A long-anticipated visit with my sister this month can’t help but bring me close to family history, as so many scenes in my novel do these days, too.
Born ten years apart, we were both “only children”, aside from the six years we actually spent together in our parents’ home. My arrival doomed her to a role of perpetual baby-sitter. In my little psyche, she was also a surrogate parent, an adult-like being – unfailingly elegant and unbelievably smart – who actually saw me, when the atmosphere in which we lived could make a lot of things seem invisible. More, she remembered me, and continued to accompany me, long after the early get-away she made when she was barely 18.
Though we’ve really gotten to know each other as “grown ups”, I feel as though I felt her company all of my life – before, during, and after my arrival here.

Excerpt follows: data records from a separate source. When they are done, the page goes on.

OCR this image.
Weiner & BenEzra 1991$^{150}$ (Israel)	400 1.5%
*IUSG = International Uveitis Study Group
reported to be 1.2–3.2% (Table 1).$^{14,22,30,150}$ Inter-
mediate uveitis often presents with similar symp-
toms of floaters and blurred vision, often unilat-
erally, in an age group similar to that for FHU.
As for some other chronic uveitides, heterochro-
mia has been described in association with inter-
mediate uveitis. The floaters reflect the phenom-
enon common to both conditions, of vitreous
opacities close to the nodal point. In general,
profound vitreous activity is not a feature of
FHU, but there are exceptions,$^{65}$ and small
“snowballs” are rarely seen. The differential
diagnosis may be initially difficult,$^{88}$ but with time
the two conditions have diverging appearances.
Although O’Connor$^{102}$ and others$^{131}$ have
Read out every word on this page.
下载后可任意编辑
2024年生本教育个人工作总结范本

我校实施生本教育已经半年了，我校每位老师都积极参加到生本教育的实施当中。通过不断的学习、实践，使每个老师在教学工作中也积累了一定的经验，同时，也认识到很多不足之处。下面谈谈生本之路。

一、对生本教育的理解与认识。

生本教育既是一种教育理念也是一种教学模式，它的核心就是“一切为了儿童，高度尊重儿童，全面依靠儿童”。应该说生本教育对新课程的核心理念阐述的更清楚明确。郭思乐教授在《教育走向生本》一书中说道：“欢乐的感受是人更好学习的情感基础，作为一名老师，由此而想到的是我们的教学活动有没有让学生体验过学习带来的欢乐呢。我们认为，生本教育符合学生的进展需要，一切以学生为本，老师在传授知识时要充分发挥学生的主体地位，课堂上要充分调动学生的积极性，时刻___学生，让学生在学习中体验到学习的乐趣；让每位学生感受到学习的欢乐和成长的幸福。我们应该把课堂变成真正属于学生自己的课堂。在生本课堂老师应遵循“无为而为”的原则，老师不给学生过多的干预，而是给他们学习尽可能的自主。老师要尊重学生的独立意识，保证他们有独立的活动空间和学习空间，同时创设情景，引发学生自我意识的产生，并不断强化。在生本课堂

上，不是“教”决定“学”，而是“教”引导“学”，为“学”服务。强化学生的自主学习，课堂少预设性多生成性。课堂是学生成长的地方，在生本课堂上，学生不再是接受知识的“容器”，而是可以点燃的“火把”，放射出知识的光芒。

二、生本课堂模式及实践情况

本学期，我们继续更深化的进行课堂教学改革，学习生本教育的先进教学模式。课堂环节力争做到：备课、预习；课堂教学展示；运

She has written of her own experience: “I felt almost apologetic for my own childhood, which I viewed (correctly) as an enormous household inconvenience, something to be conquered quickly and forgotten, like chicken pox or diarrhea.”
But with the arrival of a younger sister, she notes, “I seized the opportunity to Be Older, taking charge of her needs, protecting her from my own tadpole experience. … I heard my orders from a Higher Power, beyond parents, to guide this little person safely past the treacherous shoals of childhood.”
“I decided that you’d probably grow up to be a tactful, diplomatic person,” our British mother once described of her when, on her very first airplane flight (from London to Bordeaux, France), my four-year-old sister made polite conversation with two travelers seated across from her and my mother. My mother describes them as “dressed in the full regalia of those who live in Arab countries”.
When my sister turned five, two military police arrived each weekday shortly before dawn to escort her to school via military staff car, a ride of an hour each way. It’s no wonder I’ve always perceived her as leagues ahead of me in worldly wisdom and experience, rather in the style of Jane Goodall or Agatha Christie.
By the time I was four, she’d already won first prize in a national U.S. magazine’s annual writing contest. She was 14. Her teen-age years are the ones my child self remembers best, some of the sweetest in my memory, set in a fairy-tale German town, no doubt so sweet because she was there.
She’s given me more gifts than I can count, but one of the most meaningful came recently with her instant inner understanding of The Munich Girl, the novel I’ve been working on since our father died in 2007. Hearing her intuitively wise thoughts about the deepest intent of this book and its story was vindication that my soul, however much it aspires to write, hardly knows how to put into words.
In my writing hours, when I want to evoke heartbreak, I think of how I felt on the day after she left Germany for America — or the day after she got married – when realization caught up with me that she wasn’t ever coming back to sleep in the room we had always shared.
I suppose it was inevitable that the book on which I’ve spent so much time, and love, would become a story of separations and reunions.
She tells a story of how, before she boarded the ship that took her away from Germany, I pressed a note into her hand with the instructions that she not open it until she was “home”.
Then she remembered the note. At six, I was a writer of few words, none of them very neat, though pithier than I tend to be now. The note read: “Rite Sune”.
And, she says, she was home.
As I am, wherever she is in the world, whether I’m with her or not.
This, I’ve decided, is what “family” truly means. As a character in my novel observes: “So often, the ties that truly bind us the most have nothing to do with being related.”
But when they do, it is light upon light.